The considerations you need to make are:
1. Power - it depends on how many GPUs and how much power you may need.
* 4x 2080’s is about 1000 Watts (250 Watts each)
* 4x 3090’s is about 1400 Watts (350 Watts each) + spikes above
2. Cooling/Thermal - this is probably fine, but make sure you have good airflow in the case.
3. The Motherboard and the PCIe slots you are using. Some motherboards have full x16 slots.
Also make sure you have/get the correct power cables for the GPU from your power supply.
There is variance between GPUs and their connectors.
Also decide if you want/need NVLink also.
Finally generally you want more memory based on the amount of GPU memory.
This varies somewhat on what applications you are using.

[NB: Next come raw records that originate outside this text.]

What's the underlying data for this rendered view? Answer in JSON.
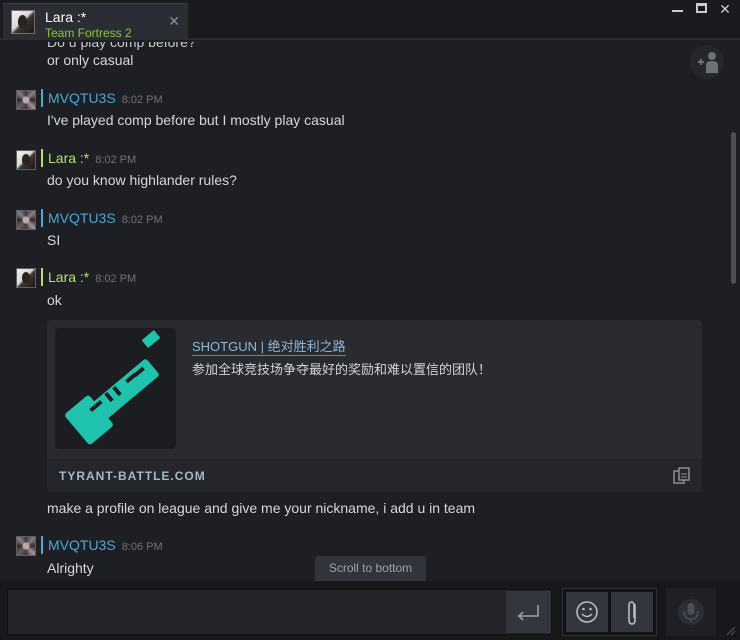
{
  "tab": {
    "name": "Lara :*",
    "game": "Team Fortress 2",
    "close_glyph": "✕"
  },
  "window": {
    "minimize_icon": "minimize-icon",
    "maximize_icon": "maximize-icon",
    "close_glyph": "✕"
  },
  "messages": {
    "cutoff_line": "Do u play comp before?",
    "line_casual": "or only casual",
    "groups": [
      {
        "sender": "MVQTU3S",
        "time": "8:02 PM",
        "text": "I've played comp before but I mostly play casual"
      },
      {
        "sender": "Lara :*",
        "time": "8:02 PM",
        "text": "do you know highlander rules?"
      },
      {
        "sender": "MVQTU3S",
        "time": "8:02 PM",
        "text": "SI"
      },
      {
        "sender": "Lara :*",
        "time": "8:02 PM",
        "text": "ok"
      },
      {
        "sender": "MVQTU3S",
        "time": "8:06 PM",
        "text": "Alrighty"
      }
    ],
    "after_embed": "make a profile on league and give me your nickname, i add u in team"
  },
  "embed": {
    "title": "SHOTGUN | 绝对胜利之路",
    "description": "参加全球竞技场争夺最好的奖励和难以置信的团队！",
    "domain": "TYRANT-BATTLE.COM",
    "thumb_icon": "shotgun-icon",
    "copy_icon": "copy-icon"
  },
  "scroll_to_bottom": "Scroll to bottom",
  "composer": {
    "placeholder": "",
    "value": ""
  },
  "colors": {
    "background": "#1e1f24",
    "friend_name_blue": "#4ea8cf",
    "self_name_green": "#b7e06a",
    "game_green": "#8bc53f",
    "embed_teal": "#1fc3ad"
  }
}
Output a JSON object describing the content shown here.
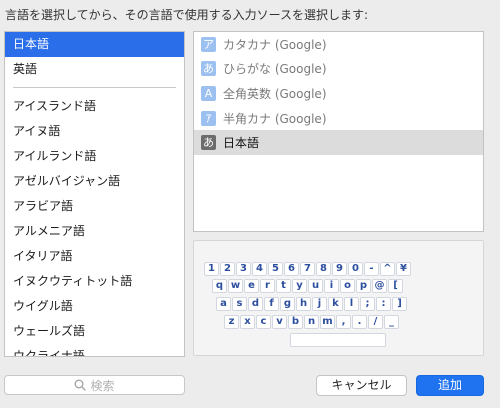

Another big speed up is using NVMe M.2 or U.2 drives. (that can also give you a boost in performance or even RAIDing those drives). How many drives in your chassis depends on your motherboard or add-on RAID cards. NVMe prices have come down and sizes increased. But they are still more limited than SATA SSD’s.
I recommend running the same model (or at least generation) of cards on the same machine.
Other things to be aware of…
* If you are moving from older 1080’s or 2080s to a 3090 for example.
The Ampere line (3070,3080,3090,A5000,A6000, etc) require CUDA 11.1 or higher
(You can download new drivers and CUDA).
Just be aware of it for your code.
There are docker images with old tensorflow with new CUDA if you have dependencies.
Where ever you buy them from:
* make sure you know what the warranty is (ideally written down in the quote so it is clear to all parties).
* I would buy from a reputable place (it can be a risk buying from ebay or similar).
* And ask for the power cables for your new GPU and for your power supply with your order.
(make sure you know which power supply).
If you have the motherboard version (‘sudo dmidecode -t 1’) I can pull up the site/manual for that motherboard and show you the PCI slots and their limits.